Pour la première émission, les enfants ont réussi à obtenir que France 3 Alsace accepte de diffuser la première émission. C’était vraiment très motivant, parce que concret ! Mais les délais étaient très serrés : nous avons appris en octobre que notre émission se tiendrait à la fin du mois de novembre suivant, alors que nous n’en étions d’à la trame de notre émission. Les délais étaient intenables, mais face à cette opportunité nous nous sommes mobilisés plus que jamais pour relever ce challenge… C’était ça ou rien ! Heureusement les vacances de la Toussaint et l’implication des enfants ont permis de terminer de justesse l’émission. 
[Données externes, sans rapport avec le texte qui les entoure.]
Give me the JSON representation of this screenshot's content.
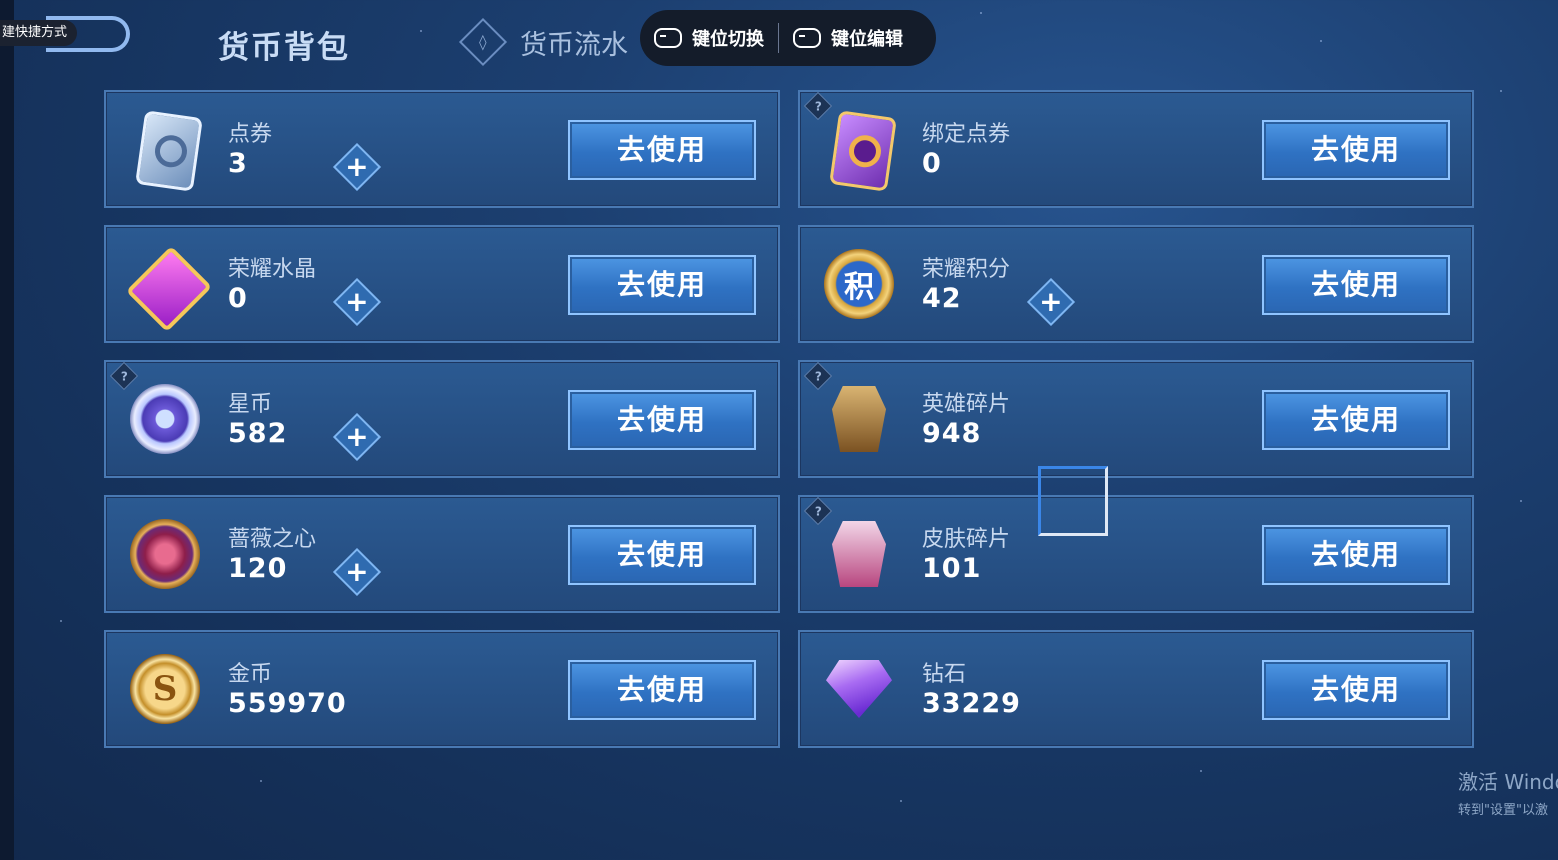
{
  "header": {
    "shortcut_label": "建快捷方式",
    "title": "货币背包",
    "flow_tab_label": "货币流水",
    "key_switch_label": "键位切换",
    "key_edit_label": "键位编辑"
  },
  "cards": [
    {
      "name": "点券",
      "value": "3",
      "action": "去使用",
      "icon": "voucher-icon",
      "plus": true,
      "help": false
    },
    {
      "name": "绑定点券",
      "value": "0",
      "action": "去使用",
      "icon": "bound-voucher-icon",
      "plus": false,
      "help": true
    },
    {
      "name": "荣耀水晶",
      "value": "0",
      "action": "去使用",
      "icon": "glory-crystal-icon",
      "plus": true,
      "help": false
    },
    {
      "name": "荣耀积分",
      "value": "42",
      "action": "去使用",
      "icon": "glory-points-icon",
      "plus": true,
      "help": false
    },
    {
      "name": "星币",
      "value": "582",
      "action": "去使用",
      "icon": "star-coin-icon",
      "plus": true,
      "help": true
    },
    {
      "name": "英雄碎片",
      "value": "948",
      "action": "去使用",
      "icon": "hero-fragment-icon",
      "plus": false,
      "help": true
    },
    {
      "name": "蔷薇之心",
      "value": "120",
      "action": "去使用",
      "icon": "rose-heart-icon",
      "plus": true,
      "help": false
    },
    {
      "name": "皮肤碎片",
      "value": "101",
      "action": "去使用",
      "icon": "skin-fragment-icon",
      "plus": false,
      "help": true
    },
    {
      "name": "金币",
      "value": "559970",
      "action": "去使用",
      "icon": "gold-coin-icon",
      "plus": false,
      "help": false
    },
    {
      "name": "钻石",
      "value": "33229",
      "action": "去使用",
      "icon": "diamond-icon",
      "plus": false,
      "help": false
    }
  ],
  "icon_glyphs": {
    "glory_points": "积",
    "gold_coin": "S",
    "help": "?",
    "plus": "+",
    "flow_tab": "◊"
  },
  "watermark": {
    "line1": "激活 Windo",
    "line2": "转到\"设置\"以激"
  },
  "colors": {
    "accent_button": "#2f72c3",
    "card_border": "#4979b3",
    "background": "#1c3f70"
  }
}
Le plus dur c’était l’enregistrement de l’émission elle-même : on ne pouvait enregistrer qu’une fois, on n’avait donc pas le droit à l’erreur. C’était très stressant, les enfants avaient peur de ne pas y arriver.
 
Pour la seconde émission, France 3 Alsace, en pleine restructuration, n’a pas eu les moyens de renouveler l’expérience. Nous avons donc du rebondir, mais c’était difficile…. Le mandat touchait à sa fin et les enfants voulaient vraiment faire entendre leur voix. Ils sont restés mobilisés même après leur mandat. Contrairement à la première émission, la dynamique était différente, les enfants se sont trouvés confrontés à d’autres freins. On a dû s’adapter et faire autrement.
 
Quels conseils donneriez-vous à quelqu’un souhaitant mettre en place ce type de projet ?
 
Il est indispensable d’avoir une présence soutenue auprès des enfants afin de leur communiquer le plus possible l’enthousiasme des adultes et ainsi relancer les moments de baisse d’énergie. Les enfants sont très sensibles à la parole de l’adulte. Il faut également être attentif aux adultes qui entourent les enfants dans ce projet, veiller à ce qu’ils restent engagés et qu’ils adaptent leur langage.
 
Il est aussi important d’être attentif à ce que les enfants ne perdent pas le fil, qu’ils ne se dispersent pas. Même s’ils comprenaient bien les enjeux, il est facile de s’éparpiller.
 
Pour finir… La qualité doit rester une exigence ! Il ne faut pas baisser son niveau d’exigence parce qu’il s’agit d’enfants. Ils sont tout à fait capables de faire un travail de qualité professionnelle.
 
Ce projet a-t-il été l’occasion de mener une sensibilisation à l’éducation aux médias auprès des enfants ?
 
Au cours de ce projet, nous avons appris aux enfants à mesurer l’impact sur ce qui est dit par les médias et sur ce qui est montré.